One provision of Dodd-Frank that has flown largely under the radar since it took hold in 2011 is the "Shareholder Approval of Executive Compensation" provision, also known as "Say on Pay", meant to foster shareholder participation and promote accountability in executive pay packages. The provision was designed to give ordinary shareholders a chance to voice their approval - or disapproval - of a company's executive pay packages through non-binding votes required to occur at minimum once every three years. But the law is shaking out far differently than intended due to a number of problems.

First and foremost, institutional shareholders far outnumber individual shareholders in most companies, and generally hold hundreds or thousands of publicly traded companies in their portfolios. These hedge funds, pension funds, etc. are not about to allocate the time and resources necessary to determine whether each company they hold is shaping executive compensation appropriately. Instead, they outsource the job to "proxy advisory firms" who do the research for them, recommend how they should vote , and might even execute the voting on their behalf.

The proxy advisory industry is dominated by two companies: Institutional Shareholder Services (ISS), which controls 61 percent of market share, and Glass Lewis, which controls 37 percent. The work is highly seasonal, as most shareholder meetings are held in the spring. Yet the firms have staffs of only a few hundred full-time analysts to rapidly sort through thousands of analyses during the brief window between the time proxy statements are circulated and when votes are held.

As a result, they bolster their ranks with temporary workers, often located overseas, to process a tremendous amount of data and information in a very tight time frame. More generally, they apply uniform analytical models across thousands of companies that all but eliminate their ability to consider unique characteristics of any one company's business, regulatory or other circumstances, no matter how germane. Not surprisingly, companies have discovered a slew of errors in the analyses provided by proxy firms, yet any window to correct these errors before the recommendations become official is tiny.

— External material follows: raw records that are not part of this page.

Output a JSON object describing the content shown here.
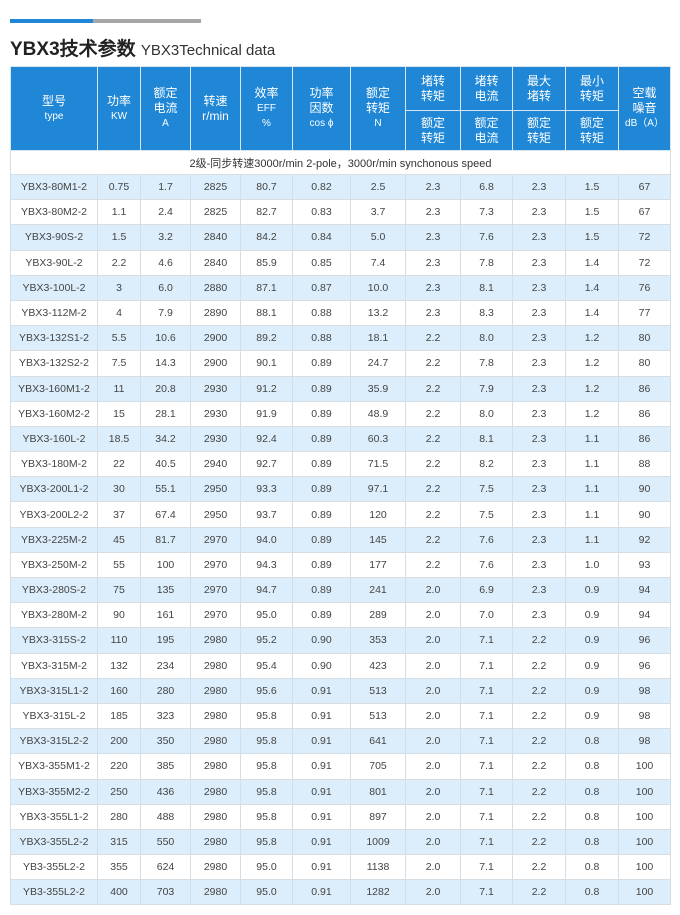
{
  "title": {
    "cn": "YBX3技术参数",
    "en": "YBX3Technical data"
  },
  "header": {
    "type": [
      "型号",
      "type"
    ],
    "power": [
      "功率",
      "KW"
    ],
    "current": [
      "额定",
      "电流",
      "A"
    ],
    "speed": [
      "转速",
      "r/min"
    ],
    "eff": [
      "效率",
      "EFF",
      "%"
    ],
    "pf": [
      "功率",
      "因数",
      "cos ϕ"
    ],
    "torque": [
      "额定",
      "转矩",
      "N"
    ],
    "lrt": [
      "堵转",
      "转矩"
    ],
    "lrc": [
      "堵转",
      "电流"
    ],
    "maxt": [
      "最大",
      "堵转"
    ],
    "mint": [
      "最小",
      "转矩"
    ],
    "lrt2": [
      "额定",
      "转矩"
    ],
    "lrc2": [
      "额定",
      "电流"
    ],
    "maxt2": [
      "额定",
      "转矩"
    ],
    "mint2": [
      "额定",
      "转矩"
    ],
    "noise": [
      "空载",
      "噪音",
      "dB（A）"
    ]
  },
  "subtitle": "2级-同步转速3000r/min 2-pole，3000r/min synchonous speed",
  "rows": [
    [
      "YBX3-80M1-2",
      "0.75",
      "1.7",
      "2825",
      "80.7",
      "0.82",
      "2.5",
      "2.3",
      "6.8",
      "2.3",
      "1.5",
      "67"
    ],
    [
      "YBX3-80M2-2",
      "1.1",
      "2.4",
      "2825",
      "82.7",
      "0.83",
      "3.7",
      "2.3",
      "7.3",
      "2.3",
      "1.5",
      "67"
    ],
    [
      "YBX3-90S-2",
      "1.5",
      "3.2",
      "2840",
      "84.2",
      "0.84",
      "5.0",
      "2.3",
      "7.6",
      "2.3",
      "1.5",
      "72"
    ],
    [
      "YBX3-90L-2",
      "2.2",
      "4.6",
      "2840",
      "85.9",
      "0.85",
      "7.4",
      "2.3",
      "7.8",
      "2.3",
      "1.4",
      "72"
    ],
    [
      "YBX3-100L-2",
      "3",
      "6.0",
      "2880",
      "87.1",
      "0.87",
      "10.0",
      "2.3",
      "8.1",
      "2.3",
      "1.4",
      "76"
    ],
    [
      "YBX3-112M-2",
      "4",
      "7.9",
      "2890",
      "88.1",
      "0.88",
      "13.2",
      "2.3",
      "8.3",
      "2.3",
      "1.4",
      "77"
    ],
    [
      "YBX3-132S1-2",
      "5.5",
      "10.6",
      "2900",
      "89.2",
      "0.88",
      "18.1",
      "2.2",
      "8.0",
      "2.3",
      "1.2",
      "80"
    ],
    [
      "YBX3-132S2-2",
      "7.5",
      "14.3",
      "2900",
      "90.1",
      "0.89",
      "24.7",
      "2.2",
      "7.8",
      "2.3",
      "1.2",
      "80"
    ],
    [
      "YBX3-160M1-2",
      "11",
      "20.8",
      "2930",
      "91.2",
      "0.89",
      "35.9",
      "2.2",
      "7.9",
      "2.3",
      "1.2",
      "86"
    ],
    [
      "YBX3-160M2-2",
      "15",
      "28.1",
      "2930",
      "91.9",
      "0.89",
      "48.9",
      "2.2",
      "8.0",
      "2.3",
      "1.2",
      "86"
    ],
    [
      "YBX3-160L-2",
      "18.5",
      "34.2",
      "2930",
      "92.4",
      "0.89",
      "60.3",
      "2.2",
      "8.1",
      "2.3",
      "1.1",
      "86"
    ],
    [
      "YBX3-180M-2",
      "22",
      "40.5",
      "2940",
      "92.7",
      "0.89",
      "71.5",
      "2.2",
      "8.2",
      "2.3",
      "1.1",
      "88"
    ],
    [
      "YBX3-200L1-2",
      "30",
      "55.1",
      "2950",
      "93.3",
      "0.89",
      "97.1",
      "2.2",
      "7.5",
      "2.3",
      "1.1",
      "90"
    ],
    [
      "YBX3-200L2-2",
      "37",
      "67.4",
      "2950",
      "93.7",
      "0.89",
      "120",
      "2.2",
      "7.5",
      "2.3",
      "1.1",
      "90"
    ],
    [
      "YBX3-225M-2",
      "45",
      "81.7",
      "2970",
      "94.0",
      "0.89",
      "145",
      "2.2",
      "7.6",
      "2.3",
      "1.1",
      "92"
    ],
    [
      "YBX3-250M-2",
      "55",
      "100",
      "2970",
      "94.3",
      "0.89",
      "177",
      "2.2",
      "7.6",
      "2.3",
      "1.0",
      "93"
    ],
    [
      "YBX3-280S-2",
      "75",
      "135",
      "2970",
      "94.7",
      "0.89",
      "241",
      "2.0",
      "6.9",
      "2.3",
      "0.9",
      "94"
    ],
    [
      "YBX3-280M-2",
      "90",
      "161",
      "2970",
      "95.0",
      "0.89",
      "289",
      "2.0",
      "7.0",
      "2.3",
      "0.9",
      "94"
    ],
    [
      "YBX3-315S-2",
      "110",
      "195",
      "2980",
      "95.2",
      "0.90",
      "353",
      "2.0",
      "7.1",
      "2.2",
      "0.9",
      "96"
    ],
    [
      "YBX3-315M-2",
      "132",
      "234",
      "2980",
      "95.4",
      "0.90",
      "423",
      "2.0",
      "7.1",
      "2.2",
      "0.9",
      "96"
    ],
    [
      "YBX3-315L1-2",
      "160",
      "280",
      "2980",
      "95.6",
      "0.91",
      "513",
      "2.0",
      "7.1",
      "2.2",
      "0.9",
      "98"
    ],
    [
      "YBX3-315L-2",
      "185",
      "323",
      "2980",
      "95.8",
      "0.91",
      "513",
      "2.0",
      "7.1",
      "2.2",
      "0.9",
      "98"
    ],
    [
      "YBX3-315L2-2",
      "200",
      "350",
      "2980",
      "95.8",
      "0.91",
      "641",
      "2.0",
      "7.1",
      "2.2",
      "0.8",
      "98"
    ],
    [
      "YBX3-355M1-2",
      "220",
      "385",
      "2980",
      "95.8",
      "0.91",
      "705",
      "2.0",
      "7.1",
      "2.2",
      "0.8",
      "100"
    ],
    [
      "YBX3-355M2-2",
      "250",
      "436",
      "2980",
      "95.8",
      "0.91",
      "801",
      "2.0",
      "7.1",
      "2.2",
      "0.8",
      "100"
    ],
    [
      "YBX3-355L1-2",
      "280",
      "488",
      "2980",
      "95.8",
      "0.91",
      "897",
      "2.0",
      "7.1",
      "2.2",
      "0.8",
      "100"
    ],
    [
      "YBX3-355L2-2",
      "315",
      "550",
      "2980",
      "95.8",
      "0.91",
      "1009",
      "2.0",
      "7.1",
      "2.2",
      "0.8",
      "100"
    ],
    [
      "YB3-355L2-2",
      "355",
      "624",
      "2980",
      "95.0",
      "0.91",
      "1138",
      "2.0",
      "7.1",
      "2.2",
      "0.8",
      "100"
    ],
    [
      "YB3-355L2-2",
      "400",
      "703",
      "2980",
      "95.0",
      "0.91",
      "1282",
      "2.0",
      "7.1",
      "2.2",
      "0.8",
      "100"
    ]
  ]
}
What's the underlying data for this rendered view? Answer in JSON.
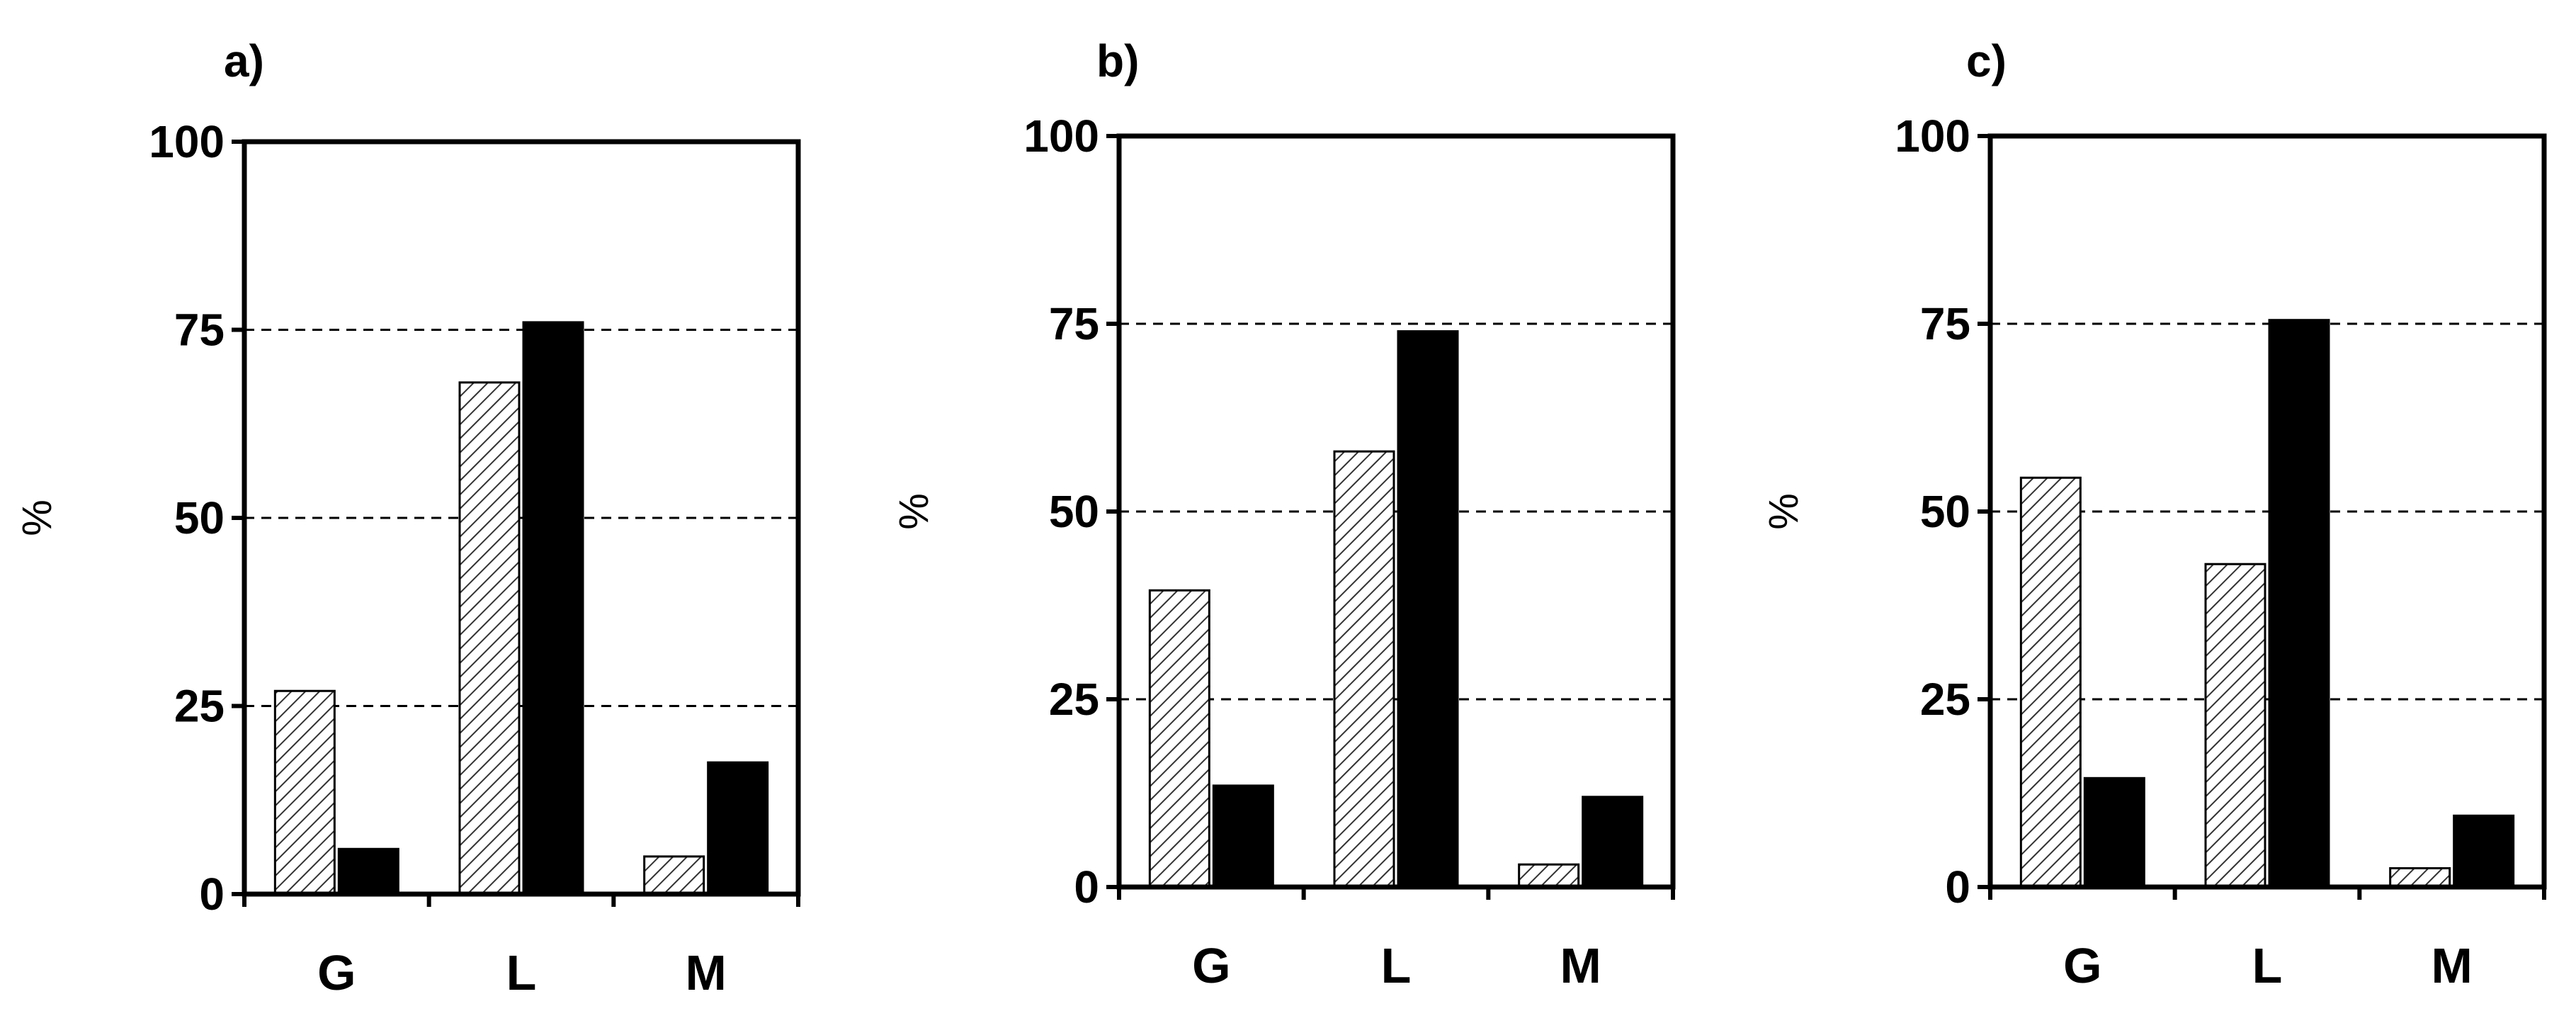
{
  "chart_data": [
    {
      "type": "bar",
      "panel_label": "a)",
      "categories": [
        "G",
        "L",
        "M"
      ],
      "ylabel": "%",
      "ylim": [
        0,
        100
      ],
      "yticks": [
        "0",
        "25",
        "50",
        "75",
        "100"
      ],
      "grid": "horizontal dashed at 25, 50, 75",
      "series": [
        {
          "style": "hatched",
          "color": "#ffffff",
          "values": [
            27,
            68,
            5
          ]
        },
        {
          "style": "solid",
          "color": "#000000",
          "values": [
            6,
            76,
            17.5
          ]
        }
      ]
    },
    {
      "type": "bar",
      "panel_label": "b)",
      "categories": [
        "G",
        "L",
        "M"
      ],
      "ylabel": "%",
      "ylim": [
        0,
        100
      ],
      "yticks": [
        "0",
        "25",
        "50",
        "75",
        "100"
      ],
      "grid": "horizontal dashed at 25, 50, 75",
      "series": [
        {
          "style": "hatched",
          "color": "#ffffff",
          "values": [
            39.5,
            58,
            3
          ]
        },
        {
          "style": "solid",
          "color": "#000000",
          "values": [
            13.5,
            74,
            12
          ]
        }
      ]
    },
    {
      "type": "bar",
      "panel_label": "c)",
      "categories": [
        "G",
        "L",
        "M"
      ],
      "ylabel": "%",
      "ylim": [
        0,
        100
      ],
      "yticks": [
        "0",
        "25",
        "50",
        "75",
        "100"
      ],
      "grid": "horizontal dashed at 25, 50, 75",
      "series": [
        {
          "style": "hatched",
          "color": "#ffffff",
          "values": [
            54.5,
            43,
            2.5
          ]
        },
        {
          "style": "solid",
          "color": "#000000",
          "values": [
            14.5,
            75.5,
            9.5
          ]
        }
      ]
    }
  ]
}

In addition to promoting standardized work marked by a high occurrence of inaccuracies and flaws, the firms have an array of conflicts. Among the most egregious is a practice conducted by ISS, which also offers corporate governance consulting services – meaning that companies on the receiving end of a ‘negative' recommendation may be advised to improve their subsequent proposal by working with ISS' own compensation consultants. Beyond ISS' consulting practice, both firms are part of much larger financial entities, calling into question the quality of analyses they perform that involve other companies in which their parent organizations have direct interests or investments.

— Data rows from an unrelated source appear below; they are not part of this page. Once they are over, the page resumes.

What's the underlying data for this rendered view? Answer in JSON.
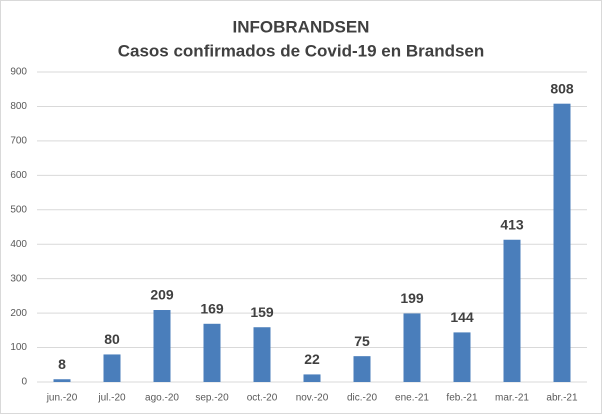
{
  "chart_data": {
    "type": "bar",
    "title": "INFOBRANDSEN",
    "subtitle": "Casos confirmados de Covid-19 en Brandsen",
    "categories": [
      "jun.-20",
      "jul.-20",
      "ago.-20",
      "sep.-20",
      "oct.-20",
      "nov.-20",
      "dic.-20",
      "ene.-21",
      "feb.-21",
      "mar.-21",
      "abr.-21"
    ],
    "values": [
      8,
      80,
      209,
      169,
      159,
      22,
      75,
      199,
      144,
      413,
      808
    ],
    "color": "#4a7ebb",
    "ylim": [
      0,
      900
    ],
    "yticks": [
      0,
      100,
      200,
      300,
      400,
      500,
      600,
      700,
      800,
      900
    ],
    "grid": true
  }
}
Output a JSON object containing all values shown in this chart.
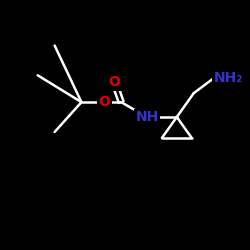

As Rep. Barney Frank himself put it in July 2009, "It's a question of empowering the shareholders to decide the appropriate level because it's their money…". Given that Say on Pay has instead provided an extraordinary windfall to a select few companies with a host of potential conflicts and questionable analytical performance records, look for reform-minded Members of Congress to take a second glance at the provision in the 113thCongress.